As cynical as I am about the world I am a romantic. Yes people will fuck you off and screw you over and if you're not walking around dazed and confused because of all the damage that has happened to you head on behalf of the opposite sex then you're not walking around right. But I believe in a happy ending. I'm gonna get my fairytale man who rides in a rescues me from a dragon. Though I am hoping he is slightly less camp than the prince who tries it in Shrek, voiced by Rupert Everett.

I'm gonna have the happy home with dogs and no children putting finger marks on everything. I'm not gonna argue over the washing up and hoovering because these are not in my fairytale. And he will never, never, NEVER think it is ok to use the toilet while I am in the bath. This is just weird and wrong and the people who do it are freaks. (Yes Lorna I am talking about you and Stu!!!) If I am in the shower and he walks in the room then he had better be after a shag as otherwise he will never see me naked again!

Failing all the above I shall get millions of cats and scare small children as they walk past the house!

xxx

Tuesday, May 08, 2007

They are a Totally Different Species

Who are I hear you ask. Well the answer is men. There is no way on all the gods green earth that we could be even slightly the same.

There are just to many differences and the similarilties are to superficial.

If a guy I was kinda seeing told me he had just slept with someone else I would have either gone apeshit, walked out or beat the crap out of him. Or possible all of the above.

I would not have said "Excellent. Was it any good?"

This is a guy who says that he cannot stop thinking about me and wants to be with me and just cannot wait until he can introduce me as his girlfriend. Far to complicated and boring for me to explain why he cannot at the moment.

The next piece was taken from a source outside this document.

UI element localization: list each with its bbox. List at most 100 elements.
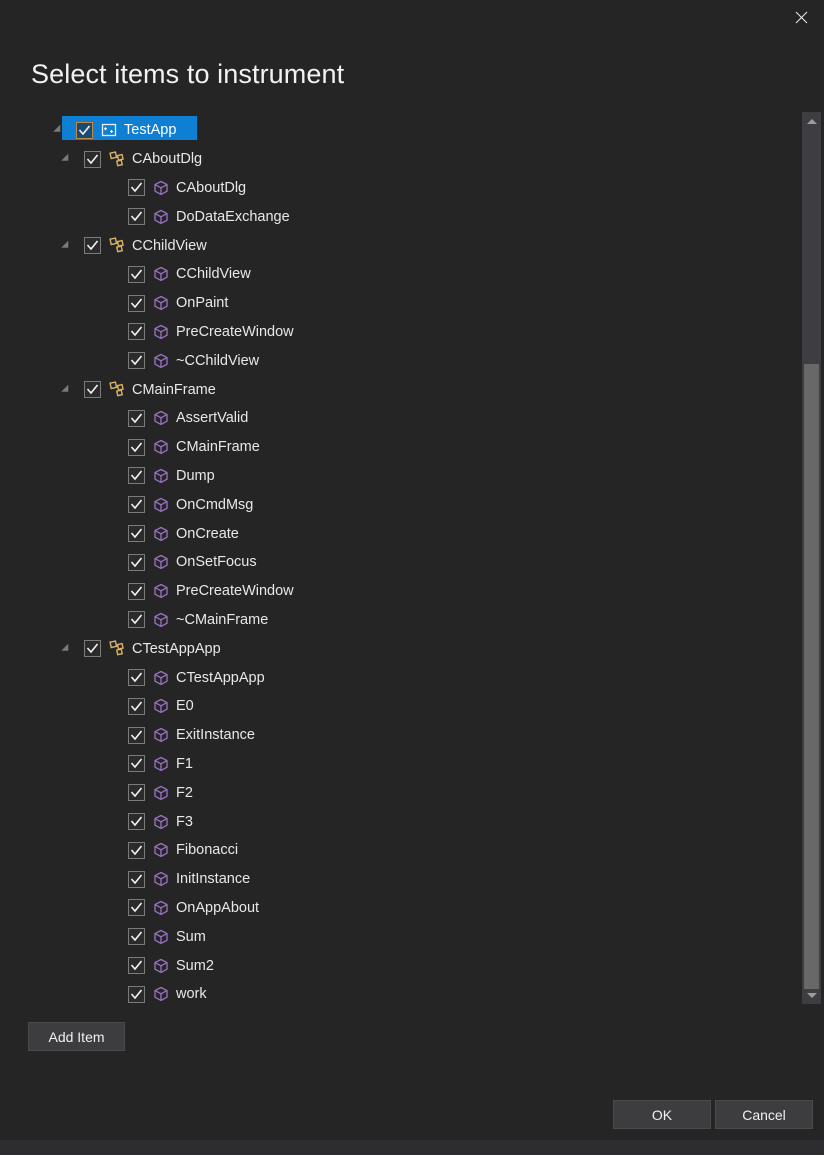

And so, while I was most pissed off before I saw him and ready to tell him where to go my resolve kinda fucked off when I was with him. Because the annoying thing is that I like him. I like him more than I have liked anyone. He is so easy to get on with. I actually tell him the truth about stuff. Including the fact that it turns out I slept with one of his mates, although this was long before I knew he even existed. He just finds this really amusing and tends to take the piss out of me for it. Which is fair really as if it was someone else who had slept with him I would take the piss out of them too.

So, after not really getting anywhere I kinda decided that I would still wait. Which is possibly very stupid of me. But hey, I never claimed to be sensible. On the other hand I also told him that if I met someone else in the meantime then he is just out of luck.

I can see it all going very wrong very soon.